Our focus on the long misery of homelessness is subject to these lessons. Nothing was simple then, nor now. Back then the political will was mustered by both moral enlightenment and Machiavellian manipulations. The established order was disassembled with great travail. These were the attributes of abolishing a moral wrong - flexing one's morality and dismantling the status quo.

 

Les Misérables

 

Lincoln is not the only film that has a message for us in this season. The film version of Les Misérables is in theaters now. And while I would rather read the HUD Continuum of Care regulations than go to a musical (!!), Victor Hugo's message cannot be undone by Russell Crowe's crooning!

 

Jean Valjean has spent 17 years in prison for stealing bread to feed his starving nieces and sister-in-law. The penal system treated him harshly. No pretense to rehabilitation, a caring soul devolves to a manic and cynical human shell in its cells.

 

On release, after he had "paid his debt to society," he discovers that there is an ongoing "interest" payment he must make. He carries a yellow card, detailing his status, which he must present to anyone he engages for lodging, for food, for work. Discrimination formalized in that presentation. He is summarily rejected at every doorway, every inn, every job. Sounds eerily familiar in our "enlightened" world 200 years later.

 

You know the rest of the story (Spoiler Alert!).
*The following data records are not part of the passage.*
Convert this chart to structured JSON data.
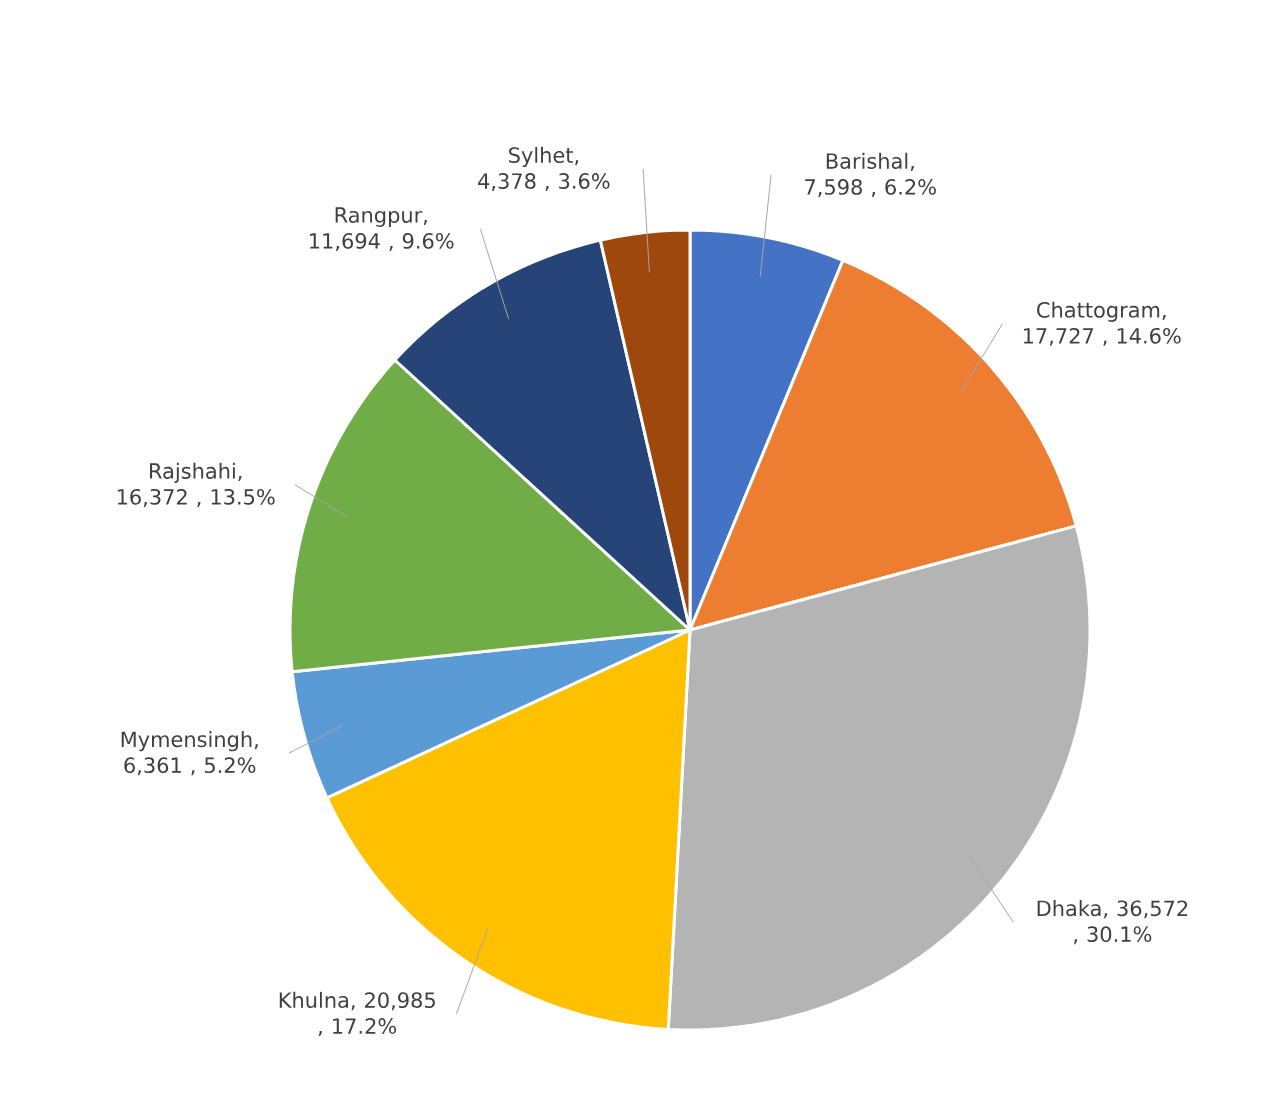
{
  "chart_data": {
    "type": "pie",
    "categories": [
      "Barishal",
      "Chattogram",
      "Dhaka",
      "Khulna",
      "Mymensingh",
      "Rajshahi",
      "Rangpur",
      "Sylhet"
    ],
    "values": [
      7598,
      17727,
      36572,
      20985,
      6361,
      16372,
      11694,
      4378
    ],
    "colors": [
      "#4472c4",
      "#ed7d31",
      "#b4b4b4",
      "#ffc000",
      "#5b9bd5",
      "#70ad47",
      "#264478",
      "#9e480e"
    ],
    "value_labels": [
      ", 7,598 , 6.2%",
      ", 17,727 , 14.6%",
      ", 36,572 , 30.1%",
      ", 20,985 , 17.2%",
      ", 6,361 , 5.2%",
      ", 16,372 , 13.5%",
      ", 11,694 , 9.6%",
      ", 4,378 , 3.6%"
    ]
  }
}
He becomes, through the redemptive interventions of a priest living the Gospel, a successful businessperson and, eventually, an elected official, a Mayor. Jean Valjean becomes Monsieur Madeleine.

 

He is hounded throughout by the corrections system, but ultimately, love overcomes even that impediment as he repeatedly gives his life for others.

 

Even with the priestly intervention of resources, only when Valjean has employment does he engage a trajectory that offers stability and philanthropy.

 

In Hugo's story, we are reminded of the difficulty of re-engaging life for those who have served time and "paid their debt." Without that serendipitous good fortune of love, Valjean's bitterness would have lead back to the prison galleys.

 

Without having a friend who served more than two decades and is now released with a bracelet and intrusive parole officer, I would not understand the power of Hugo's story or the lingering reality of its themes two centuries later. To re-engage in life, my friend has more than a dozen people supporting his well-being, and still it is hard and day by day.

 

The antidote is present, thankfully. We have a better idea of what to do because of initiatives like Ready, Willing & Able and Delancey Street. Rather than relying on a lucky break or serendipitous encounter, RWA and efforts like it make the solitary miracle an everyday occurrence. Extending welcome and, yes, love to those who have "paid their debt," RWA in its rigor, encompassing security and a focus on "upward mobility" eases the "interest" payment of discrimination and rejection.

 

The means is supportive work, residential stability, and belief in each individual.

 

Took us a long time to put in place Hugo's essentials - love, work, responsibility, self-esteem. But they are now at work on the East Coast, Bay Area, and soon in one of the poorest communities in our country. Wherever, it's a formula that works - overcoming feelings of discrimination on the outside and feelings of lack of worth and cynicism on the inside.

 

Lincoln and Les Misérables. Movies that light the way to freedom, forgiveness, and faith. Inspiration on the silver screen. Get thee to the cinema!